312 N.J. Super. 1, 711 A.2d 312 (App. Div. 1998)

CONTRACTS; ARBITRATION—Even though a party agreed to a contract which, pursuant to the bid specifications, contained an arbitration clause that appointed an employee of the other party as arbitrator, the clause was found to be unenforceable as a contract of adhesion and with a clear conflict of interest.

A contract between a general contractor and the Port Authority Trans-Hudson Corporation (PATH) containing an arbitration provision was terminated by PATH based upon an alleged breach by the contractor. The contractor filed suit and PATH moved for summary judgment, which the trial judge granted.

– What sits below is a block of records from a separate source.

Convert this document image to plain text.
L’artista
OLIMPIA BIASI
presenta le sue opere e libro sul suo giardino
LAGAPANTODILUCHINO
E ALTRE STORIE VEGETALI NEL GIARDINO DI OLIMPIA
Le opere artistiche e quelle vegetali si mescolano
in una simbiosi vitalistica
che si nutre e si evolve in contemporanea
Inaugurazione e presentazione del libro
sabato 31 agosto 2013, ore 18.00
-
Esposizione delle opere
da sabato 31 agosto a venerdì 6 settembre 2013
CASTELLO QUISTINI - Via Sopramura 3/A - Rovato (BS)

On appeal, PATH argued that the contractor failed to first attempt to resolve the dispute through arbitration prior to suit, as required by the contract. The contractor argued that the arbitration clause was unenforceable because it designated PATH’s chief engineer, the person who terminated the contractor in the first place, as the arbitrator. The Appellate Division found that the contractual clause did in fact require binding arbitration as a precondition to the filing of a suit and that it appointed the drafter of the contract as arbitrator. Although arbitration is generally favored by the courts, an arbitration decision can be vacated if there is corruption, fraud, partiality, or misconduct. The Appellate Division cited decisions in which arbitration clauses were deemed contracts of adhesion and were held to be void and unenforceable as against public policy because of the partiality of the arbitrator. In one of those cases, the mere appearance of bias was considered enough to strike the arbitration clause from the contract. In this case, the Appellate Division found that the contract was one of adhesion because it was procured through the bidding process, giving the contractor no say as to its provisions. The Court also found a clear conflict of interest in having PATH’s chief engineer act as arbitrator, in effect deciding whether his own decision to terminate the contract was justified. Because of the lack of bargaining power and conflict of interest, the Appellate Division refused to agree with PATH that the arbitration clause was enforceable simply because the contractor signed the contract. The Court also felt that the contractor’s claims should not have been dismissed on summary judgment because the issue of arbitrator bias was not properly resolved. The Appellate Division reversed the summary judgment decision and remanded for further proceedings.